Questions, Questions: Why Such Fear and Loathing of Trump?
American Spectator - Sunday January 22, 2017
by Wlady Pleszczynski
Forty-two years ago, I met a woman agent from Hollywood. She was a sweet, diminutive woman originally from Boston. She was a militant leftist, and teased me good naturedly but sometimes bitterly about my work for Nixon. We worked together for decades. She retired and moved to San Diego but I still talked to her on the phone a few times per week.
She was always solicitous about the health of my family members and I was about hers. Hundreds of times we talked of old times and of mental and physical illnesses around us. She did not like Trump. In fact, she was terrified of Trump, but I never could understand why. I told her over and over that I thought Trump had no chance of winning.
Then, on election night, I told her I was wrong. Trump would surely win. Moreover, I told her, my wife and I had voted for Trump out of revulsion at the arrogance of Hillary Clinton.
That was election night. That was about two and a half months ago. That woman, who had been one of the mainstays of my life, who was probably as close to me as any woman in my world except my wife and my sister, has not spoken to me since.
I have written to her asking her to speak to me. She answered with an angry letter rehearsing various grievances she had against me — that she had never mentioned until Trump won. I sent her two large plants. No answer. I sent her another letter asking her to speak to me. No response.
Here’s the crazy part: when I tell this sad story to friends and colleagues, they all have similar stories to tell — about men and women — even brothers — who have refused to speak to the Trump voter.
It’s like the Civil War. Brother has been pitted against brother and children versus parents. I have not seen this level of bitterness before. Even in the Nixon days, I did not see such rage on the part of my leftist friends except from one nutcase (naturally, a psychologist).
Why? Why is Trump unleashing such rage? Obviously, it’s not policy. No one gets to hate a friend over tariffs. No one stops speaking to a brother over immigration rules. No one gets a mad hate over corporate tax rates.
No, it has to be about personality. There is something in Trump that frightens the haters. Or else there is some weakness in Trump that excites bullies. A brilliant shrink once told me that the reason some hated RN was that he was a “weak but dominant father figure.” Children hate that. They would fear but love a strong figure (like Stalin). But they would have anger and contempt for the dominant father figure whom they thought of as weak.
Trump is not Nixon though. He’s a tough guy. He’s a shtarker, as we say in Yiddish. So, maybe some people hate a strong and dominant father figure. Maybe we don’t know what’s going on.
We do know that the left has an astonishing capacity for hate. It organizes their thoughts, their poor jumbled up, nonsensical thoughts.

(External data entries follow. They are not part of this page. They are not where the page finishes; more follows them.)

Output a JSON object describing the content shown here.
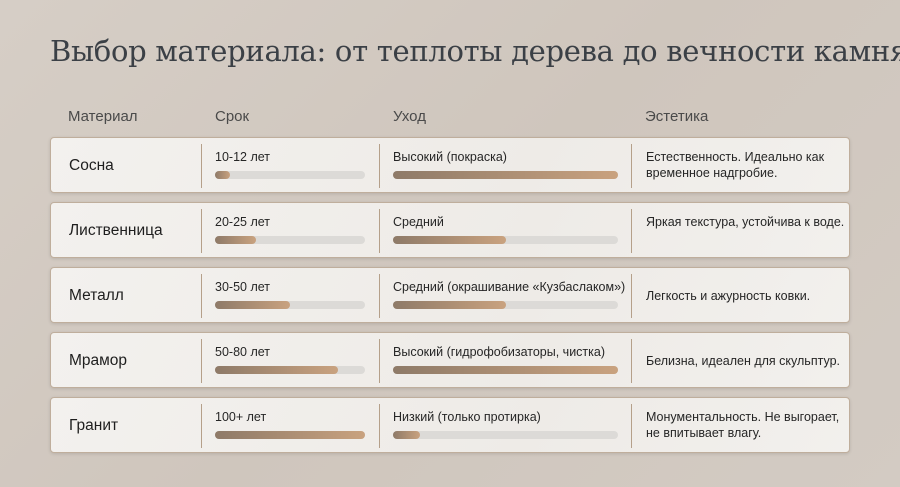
{
  "title": "Выбор материала: от теплоты дерева до вечности камня",
  "headers": {
    "material": "Материал",
    "term": "Срок",
    "care": "Уход",
    "aesthetics": "Эстетика"
  },
  "rows": [
    {
      "material": "Сосна",
      "term": "10-12 лет",
      "term_level": 0.1,
      "care": "Высокий (покраска)",
      "care_level": 1.0,
      "aesthetics": "Естественность. Идеально как временное надгробие."
    },
    {
      "material": "Лиственница",
      "term": "20-25 лет",
      "term_level": 0.27,
      "care": "Средний",
      "care_level": 0.5,
      "aesthetics": "Яркая текстура, устойчива к воде."
    },
    {
      "material": "Металл",
      "term": "30-50 лет",
      "term_level": 0.5,
      "care": "Средний (окрашивание «Кузбаслаком»)",
      "care_level": 0.5,
      "aesthetics": "Легкость и ажурность ковки."
    },
    {
      "material": "Мрамор",
      "term": "50-80 лет",
      "term_level": 0.82,
      "care": "Высокий (гидрофобизаторы, чистка)",
      "care_level": 1.0,
      "aesthetics": "Белизна, идеален для скульптур."
    },
    {
      "material": "Гранит",
      "term": "100+ лет",
      "term_level": 1.0,
      "care": "Низкий (только протирка)",
      "care_level": 0.12,
      "aesthetics": "Монументальность. Не выгорает, не впитывает влагу."
    }
  ]
}
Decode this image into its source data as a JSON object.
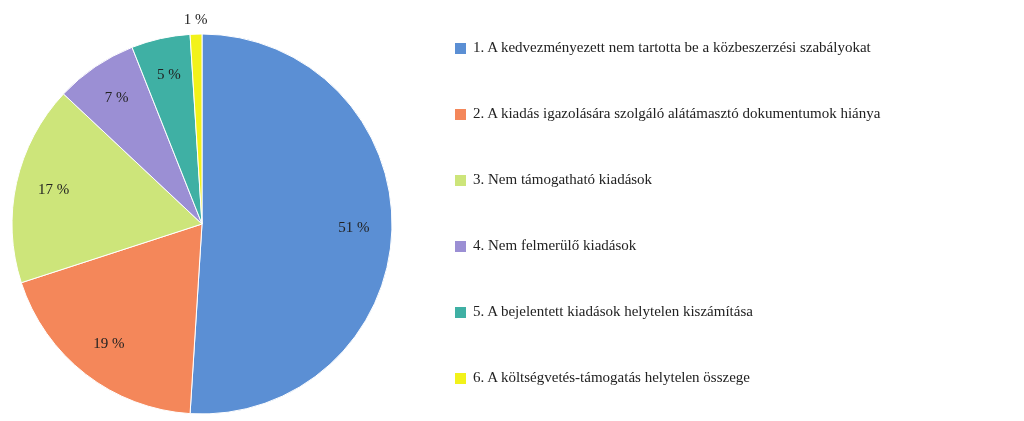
{
  "chart_data": {
    "type": "pie",
    "categories": [
      "1. A kedvezményezett nem tartotta be a közbeszerzési szabályokat",
      "2. A kiadás igazolására szolgáló alátámasztó dokumentumok hiánya",
      "3. Nem támogatható kiadások",
      "4. Nem felmerülő kiadások",
      "5. A bejelentett kiadások helytelen kiszámítása",
      "6. A költségvetés-támogatás helytelen összege"
    ],
    "values": [
      51,
      19,
      17,
      7,
      5,
      1
    ],
    "value_labels": [
      "51 %",
      "19 %",
      "17 %",
      "7 %",
      "5 %",
      "1 %"
    ],
    "colors": [
      "#5b8fd4",
      "#f4875a",
      "#cde57a",
      "#9b8fd4",
      "#3fb0a4",
      "#f2f21a"
    ],
    "legend": "right"
  }
}
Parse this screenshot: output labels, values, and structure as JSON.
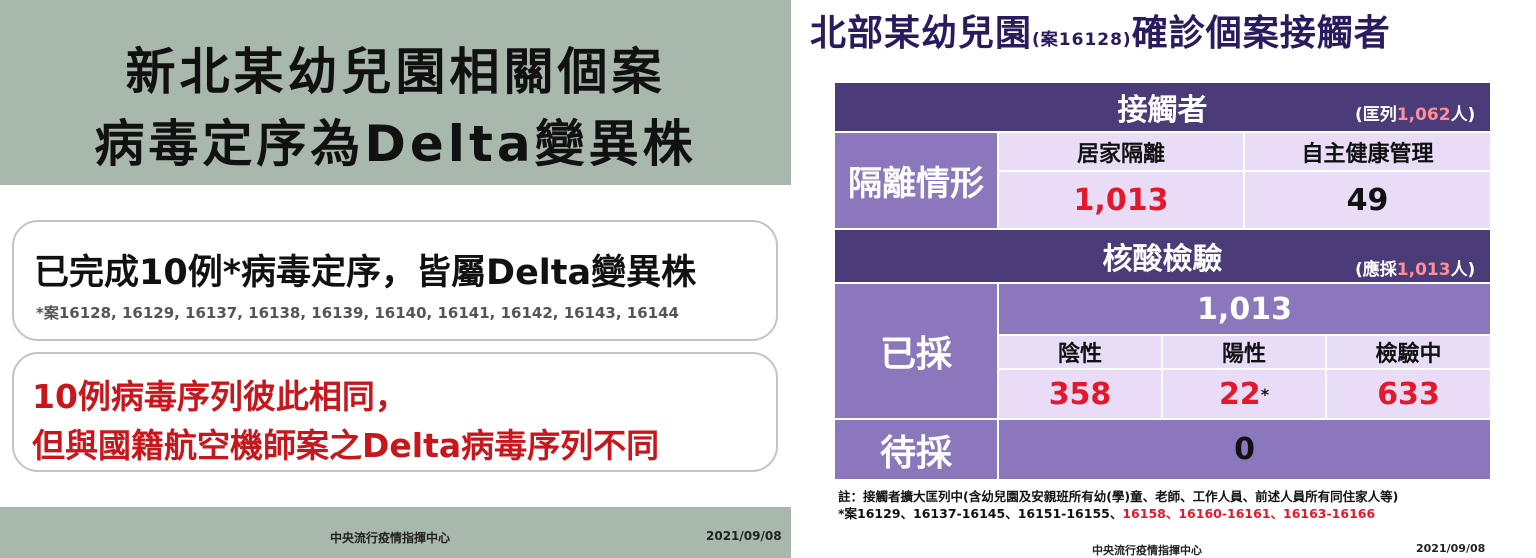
{
  "left_slide": {
    "title_line1": "新北某幼兒園相關個案",
    "title_line2": "病毒定序為Delta變異株",
    "box1_main": "已完成10例*病毒定序，皆屬Delta變異株",
    "box1_sub": "*案16128, 16129, 16137, 16138, 16139, 16140, 16141, 16142, 16143, 16144",
    "box2_line1": "10例病毒序列彼此相同，",
    "box2_line2": "但與國籍航空機師案之Delta病毒序列不同",
    "footer_org": "中央流行疫情指揮中心",
    "footer_date": "2021/09/08"
  },
  "right_slide": {
    "title_main": "北部某幼兒園",
    "title_case": "(案16128)",
    "title_rest": "確診個案接觸者",
    "contacts_header": "接觸者",
    "contacts_note_pre": "(匡列",
    "contacts_note_num": "1,062",
    "contacts_note_post": "人)",
    "isolation_label": "隔離情形",
    "home_quarantine_label": "居家隔離",
    "self_health_label": "自主健康管理",
    "home_quarantine_value": "1,013",
    "self_health_value": "49",
    "pcr_header": "核酸檢驗",
    "pcr_note_pre": "(應採",
    "pcr_note_num": "1,013",
    "pcr_note_post": "人)",
    "sampled_label": "已採",
    "sampled_total": "1,013",
    "negative_label": "陰性",
    "positive_label": "陽性",
    "testing_label": "檢驗中",
    "negative_value": "358",
    "positive_value": "22",
    "positive_mark": "*",
    "testing_value": "633",
    "pending_label": "待採",
    "pending_value": "0",
    "note_line1": "註：接觸者擴大匡列中(含幼兒園及安親班所有幼(學)童、老師、工作人員、前述人員所有同住家人等)",
    "note_line2_prefix": "*案16129、16137-16145、16151-16155、",
    "note_line2_red": "16158、16160-16161、16163-16166",
    "footer_org": "中央流行疫情指揮中心",
    "footer_date": "2021/09/08"
  },
  "colors": {
    "header_purple": "#4b3c79",
    "side_purple": "#8b77bb",
    "cell_lavender": "#e8dcf6",
    "highlight_red": "#e3182d",
    "left_band": "#a9b8ad",
    "left_red_text": "#c8161d"
  }
}
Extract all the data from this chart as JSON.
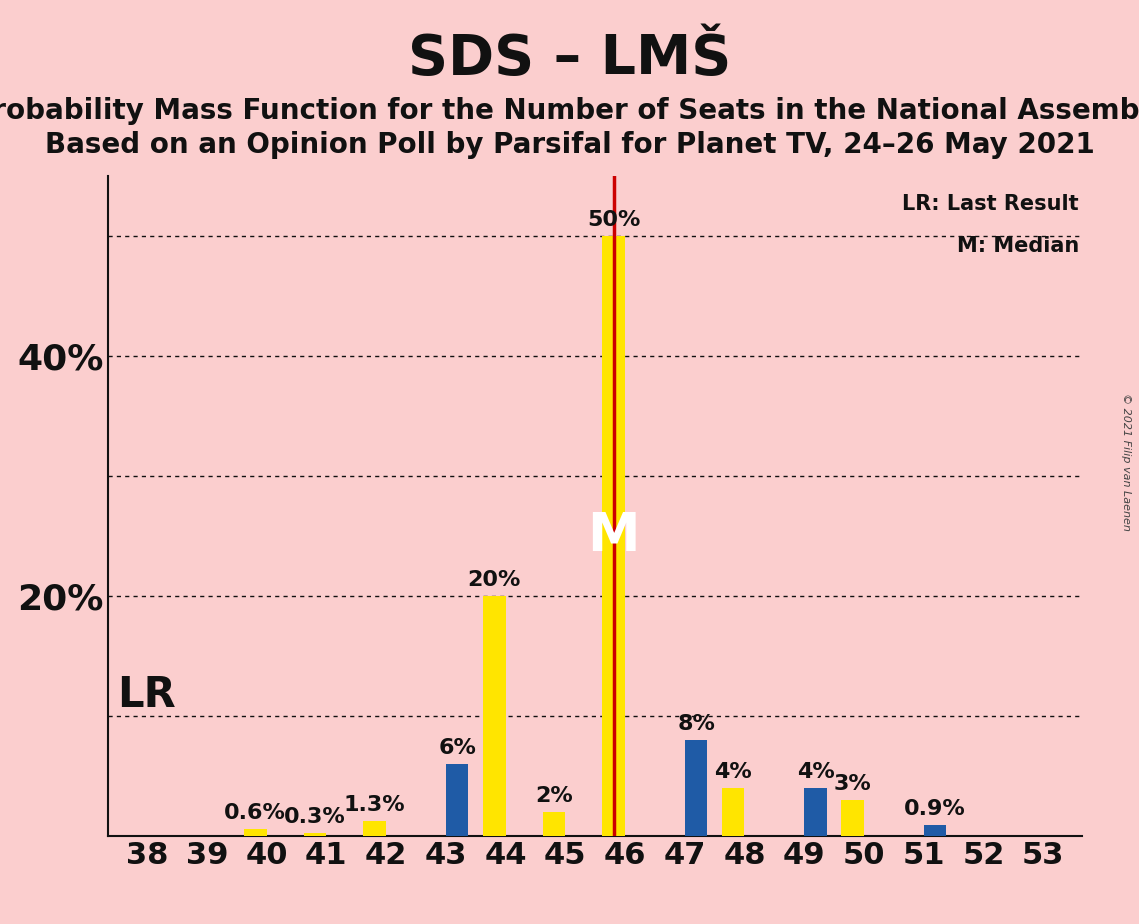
{
  "title": "SDS – LMŠ",
  "subtitle1": "Probability Mass Function for the Number of Seats in the National Assembly",
  "subtitle2": "Based on an Opinion Poll by Parsifal for Planet TV, 24–26 May 2021",
  "copyright": "© 2021 Filip van Laenen",
  "seats": [
    38,
    39,
    40,
    41,
    42,
    43,
    44,
    45,
    46,
    47,
    48,
    49,
    50,
    51,
    52,
    53
  ],
  "pmf_values": [
    0,
    0,
    0.6,
    0.3,
    1.3,
    0,
    20,
    2,
    50,
    0,
    4,
    0,
    3,
    0,
    0,
    0
  ],
  "lr_values": [
    0,
    0,
    0,
    0,
    0,
    6,
    0,
    0,
    0,
    8,
    0,
    4,
    0,
    0.9,
    0,
    0
  ],
  "pmf_color": "#FFE500",
  "lr_color": "#1F5BA6",
  "background_color": "#FBCECE",
  "vline_color": "#CC0000",
  "vline_seat_idx": 8,
  "ylabel_values": [
    0,
    10,
    20,
    30,
    40,
    50
  ],
  "ylim": [
    0,
    55
  ],
  "ytick_show": [
    20,
    40
  ],
  "grid_yvals": [
    10,
    20,
    30,
    40,
    50
  ],
  "grid_color": "#111111",
  "title_fontsize": 40,
  "subtitle_fontsize": 20,
  "bar_width": 0.38,
  "annotation_fontsize": 16,
  "median_label_fontsize": 38,
  "lr_label_fontsize": 30
}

Think of Orwell’s Two Minute Hates, in 1984, which brought the people of Ingsoc together and helped them forget their misery. Think of Kristallnacht. Think of KKK lynchings. Think of the look of gleeful fury on the faces of women demanding that there be no interference with their “right” to murder their own children.
Now, think: why does this hate and rage almost always come from the left? Why are there no riots of white men demanding that hands be kept off their guns? Why are there no mass marches of people who have worked and paid taxes all of their lives demanding an end to subsidizing the willful idleness of some groups? Decent, life-loving men and women march for life. But they don’t riot for life.
So why does Trump, whose speeches are largely meaningless clichés (what does “turning power back to the people today” even mean?), get people so frightened and so furious? Almost everything big in life is about fear. But I just don’t get it. Jimmy Kimmel finds Trump mostly amusing — and so do I. What are others so afraid of?
By the way, in seven days, he will have been in office nine days. Time for his Nobel Peace Prize. And what a genius Bob Dylan was to not show up for his. Meanwhile I have lost a close friend and it breaks my heart.